Bomar, who was one of the country's most highly-recruited quarterbacks coming out of Grand Prairie (Texas) High and started 11 games for the Sooners last season, was dismissed from the team by coach Bob Stoops on Wednesday. The school said Bomar and sophomore offensive lineman J.D. Quinn knowingly broke NCAA rules by accepting wages from a car dealership in Norman, Okla., for work they didn't do.
Bomar and his father haven't returned messages to their cell phones.
"All we know right now is what we've seen in the paper, since we haven't been able to talk to him," Conley said. "We saw the interview he did on TV and what's been said in the paper. From what we know right now, he looks like a kid who just made a mistake."
Conley is entering his third season at Texas A&M-Commerce, a school of about 8,500 students located in Commerce, Texas, about 65 miles northeast of Dallas. The Lions were 5-5 and finished second in the North Division of the Lone Star Conference last season. They last played in the Division II playoffs in 1995.
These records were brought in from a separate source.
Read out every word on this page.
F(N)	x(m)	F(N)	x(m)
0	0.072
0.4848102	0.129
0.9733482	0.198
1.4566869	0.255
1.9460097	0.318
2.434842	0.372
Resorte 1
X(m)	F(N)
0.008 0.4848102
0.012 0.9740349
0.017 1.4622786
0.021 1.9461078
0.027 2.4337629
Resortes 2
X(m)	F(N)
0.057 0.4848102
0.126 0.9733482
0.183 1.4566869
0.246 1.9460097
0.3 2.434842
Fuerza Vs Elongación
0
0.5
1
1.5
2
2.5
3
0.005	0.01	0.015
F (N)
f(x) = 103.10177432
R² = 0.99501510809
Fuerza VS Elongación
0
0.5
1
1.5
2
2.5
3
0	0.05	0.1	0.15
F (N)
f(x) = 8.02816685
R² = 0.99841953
NCAA spokesman Eric Christianson said since Bomar has been declared ineligible by the Sooners, if he transfers to play football at another NCAA institution, regardless of classification, Oklahoma or his new school would have to apply for him to be reinstated. That would probably involve repaying the $18,000 he was paid by Big Red Sports/Imports and might include a suspension from games. The NCAA could also declare him permanently ineligible.
Bomar's other options are transferring to an NAIA school -- they are not governed by NCAA rules -- or to a junior college, where he would have one season of eligibility. Since Bomar redshirted at Oklahoma in 2004, he would be eligible to enter next spring's NFL draft because he is three years removed from high school.